– Что? – переспросил Николас. Ясное дело, они удивились. Я за всю жизнь извинялся всего раза три.
– Простите, – повторил я. – С того вечера в туалете я много думал и понял, что должен перед вами извиниться.
– Не нужны мне твои извинения, – сказал Скотт. – Шантажируешь меня однажды – позор тебе, шантажируешь меня дважды – позор мне. Пойдем, пока третьего раза не вышло…
– Слушайте, мне и самому в школе тяжело, но мое раздражение всегда со мной, – сказал я. – Я никогда ничего не скрываю, но все равно непросто приходится. Не могу и представить, как трудно при этом еще и что-то утаивать. Если из-за меня вам стало еще труднее, мне правда очень жаль, но вы мне здорово помогли тем, что сдали работы в мой журнал.
Они ждали еще какого-нибудь «но», но его не было.
– Спасибо?.. – С сомнением сказал Николас.
– Мило с твоей стороны, наверное, – согласился Скотт.
– И, просто чтобы вы знали, я никому ничего не скажу, – продолжал я. – Слово скаута. Я знаю, как ограниченно и нетерпимо этот город относится ко мне, а я ведь даже не гей, просто очень умный. – Я фыркнул, потому что немного пошутил, но им было не смешно. Ник и Скотт поникли и печально переглянулись.
– Да не только в городе дело, весь мир такой, – сказал Скотт. – Кроме как в Сан-Франциско да в Голливуде это везде больная тема.
– А я туда не могу переехать, – добавил Николас. – От меня вся семья откажется, если узнает. Моя мама была в совете, который предложил поправку против однополых браков. Это она придумала на тех желтых табличках счастливую мультяшную семью нарисовать.
– Выходит, ты мучаешься ради людей, которые даже настоящего тебя полюбить не способны? – спросил я. – Не зря ли?
Скотт фыркнул и скрестил руки на груди.
– Да, все эти дежурные фразочки мы уже слышали, – сказал он. – Всяким политикам и знаменитостям легко говорить, что станет лучше, но нам все- таки приходится немного посложнее в реальном мире, где ребят убивают каждый день.
У меня не было ни морального права, ни оснований говорить то, что я сказал дальше, но отчасти именно поэтому мне так захотелось это сказать.
– Скотт, я большей чуши в жизни не слышал. Никто не обещает, что будет легко. Может быть, это будет сложнее всего в вашей жизни, и одним, возможно, придется дольше ждать и строить планы, чем другим. Но если вам плохо живется там, где вас не принимают, и при этом вы не хотите даже попытаться переехать туда, где примут, тут вам остается винить только себя.
Они примолкли. Люблю, когда люди так делают. Я не хотел читать им нотаций, но раз уж вы пришли в мой класс, будьте добры выслушать, что я скажу.
– Может, я и не смыслю в том, о чем говорю, – продолжал я, понемногу распаляясь, – но мы все – часть меньшинства, которое ждет, когда же наконец большинство перестанет тупить.
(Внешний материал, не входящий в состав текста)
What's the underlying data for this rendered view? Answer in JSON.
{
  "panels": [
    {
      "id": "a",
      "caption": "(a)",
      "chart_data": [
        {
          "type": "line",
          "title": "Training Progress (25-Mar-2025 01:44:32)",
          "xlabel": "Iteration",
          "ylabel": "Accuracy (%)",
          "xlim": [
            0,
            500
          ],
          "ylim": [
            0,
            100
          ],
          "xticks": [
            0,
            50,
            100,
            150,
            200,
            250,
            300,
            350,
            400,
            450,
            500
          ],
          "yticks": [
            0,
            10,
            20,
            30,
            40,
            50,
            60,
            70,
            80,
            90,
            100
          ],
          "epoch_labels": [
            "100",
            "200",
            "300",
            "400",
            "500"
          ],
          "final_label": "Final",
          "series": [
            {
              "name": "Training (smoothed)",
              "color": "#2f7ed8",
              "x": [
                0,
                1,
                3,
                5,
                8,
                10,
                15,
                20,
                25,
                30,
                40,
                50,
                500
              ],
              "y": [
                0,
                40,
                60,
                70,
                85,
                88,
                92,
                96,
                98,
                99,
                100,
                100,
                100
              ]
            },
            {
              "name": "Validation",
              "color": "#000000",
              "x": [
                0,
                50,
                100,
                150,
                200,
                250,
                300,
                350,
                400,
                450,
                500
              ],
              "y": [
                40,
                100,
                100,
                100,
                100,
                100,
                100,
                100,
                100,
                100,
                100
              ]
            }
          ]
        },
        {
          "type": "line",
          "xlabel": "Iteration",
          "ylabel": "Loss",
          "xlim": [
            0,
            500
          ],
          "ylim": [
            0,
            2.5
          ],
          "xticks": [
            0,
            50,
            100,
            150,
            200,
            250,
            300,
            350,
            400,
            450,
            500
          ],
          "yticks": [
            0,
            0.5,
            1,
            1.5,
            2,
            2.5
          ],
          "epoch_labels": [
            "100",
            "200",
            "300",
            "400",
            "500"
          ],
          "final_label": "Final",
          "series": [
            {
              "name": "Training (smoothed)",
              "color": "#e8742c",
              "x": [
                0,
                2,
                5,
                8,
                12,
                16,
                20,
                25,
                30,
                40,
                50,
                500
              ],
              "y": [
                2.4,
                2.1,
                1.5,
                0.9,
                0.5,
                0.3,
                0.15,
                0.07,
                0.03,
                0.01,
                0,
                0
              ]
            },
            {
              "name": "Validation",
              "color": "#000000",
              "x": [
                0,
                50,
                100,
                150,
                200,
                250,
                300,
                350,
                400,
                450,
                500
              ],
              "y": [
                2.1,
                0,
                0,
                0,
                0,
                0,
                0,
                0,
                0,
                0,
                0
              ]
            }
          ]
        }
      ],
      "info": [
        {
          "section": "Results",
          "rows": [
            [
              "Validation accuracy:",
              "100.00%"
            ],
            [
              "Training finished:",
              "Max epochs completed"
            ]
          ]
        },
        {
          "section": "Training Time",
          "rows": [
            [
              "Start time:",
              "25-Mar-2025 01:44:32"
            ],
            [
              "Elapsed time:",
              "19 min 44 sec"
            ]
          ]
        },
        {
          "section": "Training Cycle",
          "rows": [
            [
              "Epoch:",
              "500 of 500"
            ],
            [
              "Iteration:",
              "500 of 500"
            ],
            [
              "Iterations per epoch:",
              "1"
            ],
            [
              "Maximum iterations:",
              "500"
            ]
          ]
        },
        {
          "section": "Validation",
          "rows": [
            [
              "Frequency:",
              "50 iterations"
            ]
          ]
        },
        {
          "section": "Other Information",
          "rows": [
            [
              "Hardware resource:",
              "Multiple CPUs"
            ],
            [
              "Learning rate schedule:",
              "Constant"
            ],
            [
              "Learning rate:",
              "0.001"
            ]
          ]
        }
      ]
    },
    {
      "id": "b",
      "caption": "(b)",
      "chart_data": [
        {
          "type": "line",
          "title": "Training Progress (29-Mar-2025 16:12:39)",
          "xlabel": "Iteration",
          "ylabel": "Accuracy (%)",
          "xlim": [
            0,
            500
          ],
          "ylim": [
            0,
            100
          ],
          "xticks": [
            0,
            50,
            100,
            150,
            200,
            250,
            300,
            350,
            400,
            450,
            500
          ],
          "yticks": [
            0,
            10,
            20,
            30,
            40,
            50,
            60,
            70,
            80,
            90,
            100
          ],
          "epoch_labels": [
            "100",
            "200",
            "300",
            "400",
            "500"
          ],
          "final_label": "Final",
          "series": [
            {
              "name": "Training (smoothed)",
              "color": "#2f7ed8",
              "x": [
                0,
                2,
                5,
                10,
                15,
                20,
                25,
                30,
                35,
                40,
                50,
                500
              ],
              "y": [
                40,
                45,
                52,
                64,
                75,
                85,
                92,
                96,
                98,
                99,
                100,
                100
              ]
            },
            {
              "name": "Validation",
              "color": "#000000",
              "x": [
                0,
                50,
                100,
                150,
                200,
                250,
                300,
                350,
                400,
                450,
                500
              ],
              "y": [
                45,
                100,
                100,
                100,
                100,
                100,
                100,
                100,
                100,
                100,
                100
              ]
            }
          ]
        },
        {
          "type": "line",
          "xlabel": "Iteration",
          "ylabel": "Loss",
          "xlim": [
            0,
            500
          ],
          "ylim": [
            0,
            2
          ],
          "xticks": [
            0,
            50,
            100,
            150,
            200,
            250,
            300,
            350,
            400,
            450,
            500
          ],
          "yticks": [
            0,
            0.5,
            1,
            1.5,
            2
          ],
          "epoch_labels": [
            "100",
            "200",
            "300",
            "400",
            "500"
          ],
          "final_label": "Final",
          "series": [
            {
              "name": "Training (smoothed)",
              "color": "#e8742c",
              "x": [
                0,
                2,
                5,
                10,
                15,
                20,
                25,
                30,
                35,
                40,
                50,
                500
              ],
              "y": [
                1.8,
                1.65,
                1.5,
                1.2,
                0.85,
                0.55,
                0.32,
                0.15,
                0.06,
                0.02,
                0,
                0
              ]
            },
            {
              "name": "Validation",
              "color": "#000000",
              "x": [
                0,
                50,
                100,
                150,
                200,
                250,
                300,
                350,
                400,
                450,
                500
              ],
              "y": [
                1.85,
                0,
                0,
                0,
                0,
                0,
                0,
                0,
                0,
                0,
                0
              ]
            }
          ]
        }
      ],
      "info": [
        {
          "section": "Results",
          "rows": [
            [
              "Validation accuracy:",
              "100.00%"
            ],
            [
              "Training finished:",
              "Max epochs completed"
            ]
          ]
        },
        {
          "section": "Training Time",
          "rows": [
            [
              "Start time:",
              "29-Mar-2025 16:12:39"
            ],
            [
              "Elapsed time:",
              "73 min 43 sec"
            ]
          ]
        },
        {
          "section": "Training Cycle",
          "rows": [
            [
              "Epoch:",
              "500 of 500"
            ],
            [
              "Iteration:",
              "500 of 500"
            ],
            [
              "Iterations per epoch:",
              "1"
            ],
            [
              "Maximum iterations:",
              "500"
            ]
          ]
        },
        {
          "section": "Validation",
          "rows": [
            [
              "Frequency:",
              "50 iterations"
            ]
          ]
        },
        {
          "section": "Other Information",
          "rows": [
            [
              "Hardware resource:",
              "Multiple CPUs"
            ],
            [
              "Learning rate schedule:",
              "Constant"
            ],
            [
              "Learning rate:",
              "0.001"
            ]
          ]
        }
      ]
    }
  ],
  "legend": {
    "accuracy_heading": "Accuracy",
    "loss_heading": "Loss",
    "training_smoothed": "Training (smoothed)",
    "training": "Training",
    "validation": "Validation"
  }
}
Я посмотрел на часы: почти шесть. Время быстро пролетело. Клянусь, каждый раз, садясь за журнал, я будто в кротовую нору пространства и времени залезаю.
– Я был бы очень рад разводить демагогию целый день, но у меня бабушка с маразмом, которую нужно навестить, пока приемные часы не закончились, – сказал я. – Вкусных вам коктейлей.
После этого я буквально выставил этих плащеносцев – впервые в жизни мне довелось кого-то выпроваживать из класса журналистики. За пять минут из-за них я сначала устыдился, потом разозлился, а я терпеть не могу из-за других людей чувствовать что-то, чего чувствовать не хочу. Пора было уходить.
Все нянечки в доме престарелых нарядились в костюмы для Хэллоуина, но бабушку это никак не утешило.
– Ты кто? – спросила она, когда я вошел.
– Твой внук, – ответил я, гадая, не выгонит ли она меня опять.
– А почему все эти люди одеты в дурацкие костюмы? – спросила бабушка.
– Сейчас Хэллоуин, бабуль, – сказал я.
– Ох, – ответила она. – Мне Хэллоуин никогда не нравился. Не люблю, когда люди прячутся за масками.
– И не говори, – согласился я. Вот вам, пожалуйста, – коротко о старшей школе.